USERNAME = 'PROXY_USERNAME'
PASSWORD = 'PROXY_PASSWORD'

proxies = {
    'http': f'https://{USERNAME}:{PASSWORD}@pr.swiftproxy.net:7777',
    'https': f'https://{USERNAME}:{PASSWORD}@pr.swiftproxy.net:7777'
}

headers = {
    'User-Agent': 'Mozilla/5.0 (Windows NT 10.0; Win64; x64; rv:137.0) Gecko/20100101 Firefox/137.0',
    'Accept': 'text/html,application/xhtml+xml,application/xml;q=0.9,*/*;q=0.8',
    'Accept-Language': 'en-US,en;q=0.9,ru;q=0.8',
    'Connection': 'keep-alive'
}

Step 2: Send the GET Request

response = requests.get(
    'https://yandex.com/search/?text=what%20is%20web%20scraping',
    proxies=proxies,
    headers=headers
)
response.raise_for_status()

Step 3: Parse the Results

soup = BeautifulSoup(response.text, 'html.parser')

data = []
for listing in soup.select('li.serp-item_card'):
    title_el = listing.select_one('h2 > span')
    title = title_el.text if title_el else None
    link_el = listing.select_one('.organic__url')
    link = link_el.get('href') if link_el else None

    data.append({'Title': title, 'Link': link})

Step 4: Save the Results

df = pd.DataFrame(data)
df.to_csv('yandex_results.csv', index=False)

Run this code, and voilà—you’ll have a CSV file with the search results you need.

Scaling with API

As you scale up, your custom scraper can become unwieldy. That’s where the API comes in. It handles IP rotation, CAPTCHA bypass, and parsing, so you don’t need to worry about any of the tedious stuff.

Step 1: Set Up Your API Request

import requests
import pandas as pd

payload = {
    'source': 'universal',
    'url': 'https://yandex.com/search/?text=what%20is%20web%20scraping',
}

Step 2: Add Custom Parsing Logic

payload['parsing_instructions'] = {
    'listings': {
        '_fns': [{'_fn': 'css', '_args': ['li.serp-item_card']}],
        '_items': {
            'title': {
                '_fns': [
                    {'_fn': 'css_one', '_args': ['h2 > span']},
                    {'_fn': 'element_text'}
                ]
            },
            'link': {
                '_fns': [
                    {'_fn': 'xpath_one', '_args': ['.//a[contains(@class, "organic__url")]/@href']}
                ]
            }
        }
    }
}

Step 3: Send the API Request

response = requests.post(
    'https://realtime.swiftproxy.net/v1/queries',
    auth=('API_USERNAME', 'API_PASSWORD'),
    json=payload
)
response.raise_for_status()

Step 4: Export the Data to CSV

data = response.json()['results'][0]['content']['listings']

df = pd.DataFrame(data)
df.to_csv('yandex_results_API.csv', index=False)

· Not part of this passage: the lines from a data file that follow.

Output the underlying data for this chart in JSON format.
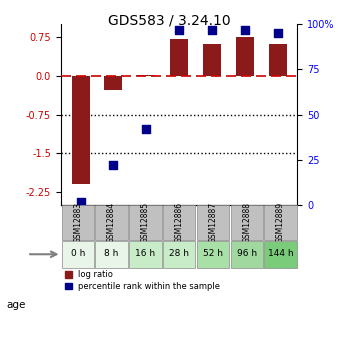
{
  "title": "GDS583 / 3.24.10",
  "samples": [
    "GSM12883",
    "GSM12884",
    "GSM12885",
    "GSM12886",
    "GSM12887",
    "GSM12888",
    "GSM12889"
  ],
  "ages": [
    "0 h",
    "8 h",
    "16 h",
    "28 h",
    "52 h",
    "96 h",
    "144 h"
  ],
  "age_colors": [
    "#e8f5e8",
    "#e8f5e8",
    "#c8ecc8",
    "#c8ecc8",
    "#a8e0a8",
    "#a0d8a0",
    "#7acc7a"
  ],
  "log_ratio": [
    -2.1,
    -0.28,
    0.02,
    0.71,
    0.62,
    0.75,
    0.62
  ],
  "percentile_rank": [
    2,
    22,
    42,
    97,
    97,
    97,
    95
  ],
  "bar_color": "#8b1a1a",
  "dot_color": "#00008b",
  "ylim_left": [
    -2.5,
    1.0
  ],
  "ylim_right": [
    0,
    100
  ],
  "yticks_left": [
    0.75,
    0.0,
    -0.75,
    -1.5,
    -2.25
  ],
  "yticks_right": [
    100,
    75,
    50,
    25,
    0
  ],
  "hline_zero": 0,
  "dotted_lines": [
    -0.75,
    -1.5
  ],
  "bar_width": 0.55,
  "background_color": "#ffffff"
}
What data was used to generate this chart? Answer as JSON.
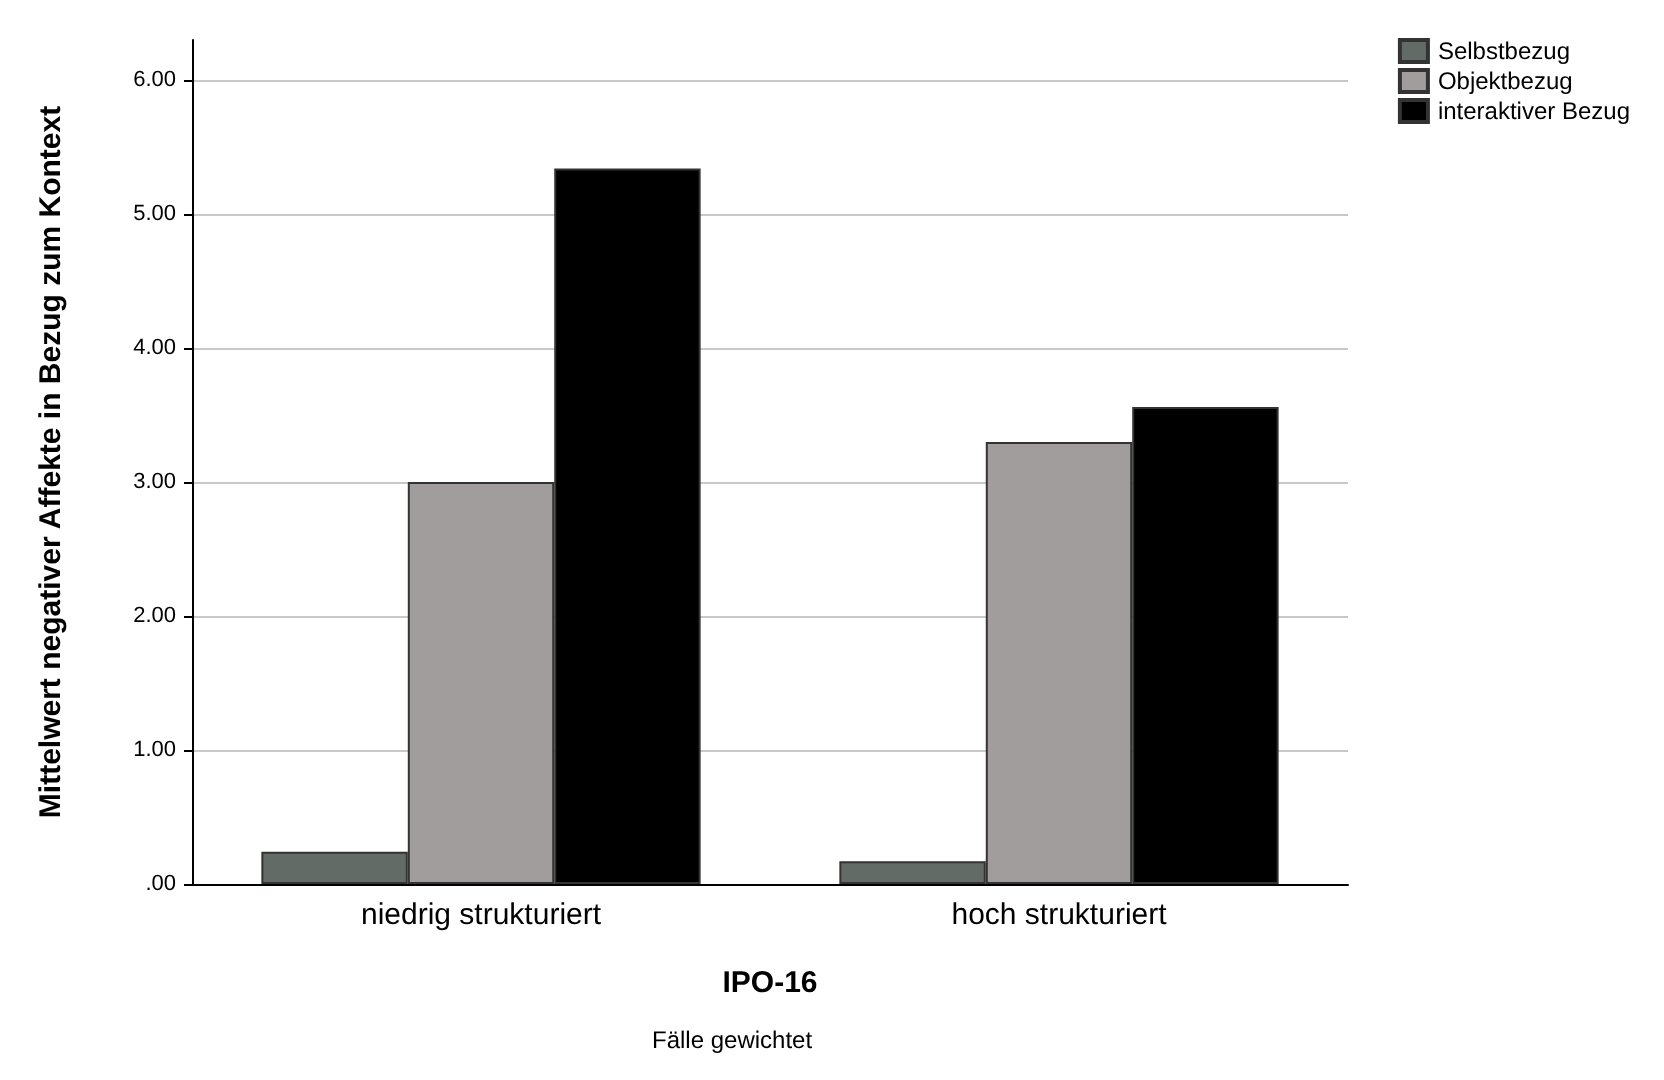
{
  "chart_data": {
    "type": "bar",
    "xlabel": "IPO-16",
    "ylabel": "Mittelwert negativer Affekte in Bezug zum Kontext",
    "categories": [
      "niedrig strukturiert",
      "hoch strukturiert"
    ],
    "series": [
      {
        "name": "Selbstbezug",
        "color": "#636b67",
        "values": [
          0.24,
          0.17
        ]
      },
      {
        "name": "Objektbezug",
        "color": "#a19d9c",
        "values": [
          3.0,
          3.3
        ]
      },
      {
        "name": "interaktiver Bezug",
        "color": "#000000",
        "values": [
          5.34,
          3.56
        ]
      }
    ],
    "ylim": [
      0,
      6.3
    ],
    "yticks": [
      {
        "value": 0,
        "label": ".00"
      },
      {
        "value": 1,
        "label": "1.00"
      },
      {
        "value": 2,
        "label": "2.00"
      },
      {
        "value": 3,
        "label": "3.00"
      },
      {
        "value": 4,
        "label": "4.00"
      },
      {
        "value": 5,
        "label": "5.00"
      },
      {
        "value": 6,
        "label": "6.00"
      }
    ],
    "grid": "y",
    "legend": "top right",
    "annotations": [
      "Fälle gewichtet"
    ]
  }
}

Comparing Scraping Methods

Scraping without proxies is simple to implement, but it leads to frequent IP blocks, CAPTCHA issues, and poor performance at scale.
Using proxies helps avoid IP blocks and is better suited for high-volume scraping tasks. However, it incurs the cost of proxies and adds maintenance overhead.
The API is scalable, offers IP rotation, bypasses CAPTCHA, and has a fast setup. However, it comes with recurring fees and limited flexibility for more complex scraping needs.
Custom solutions provide full control and avoid subscription fees, but they require a complex setup, often result in slower performance, and demand technical expertise.

Conclusion

Scraping Yandex doesn’t have to be a headache. With the right tools, like proxies or the API, you can bypass CAPTCHAs, scale your operations, and extract valuable search data at scale. Whether you’re looking for quick results or an enterprise-level solution, you now have the knowledge to scrape Yandex with confidence.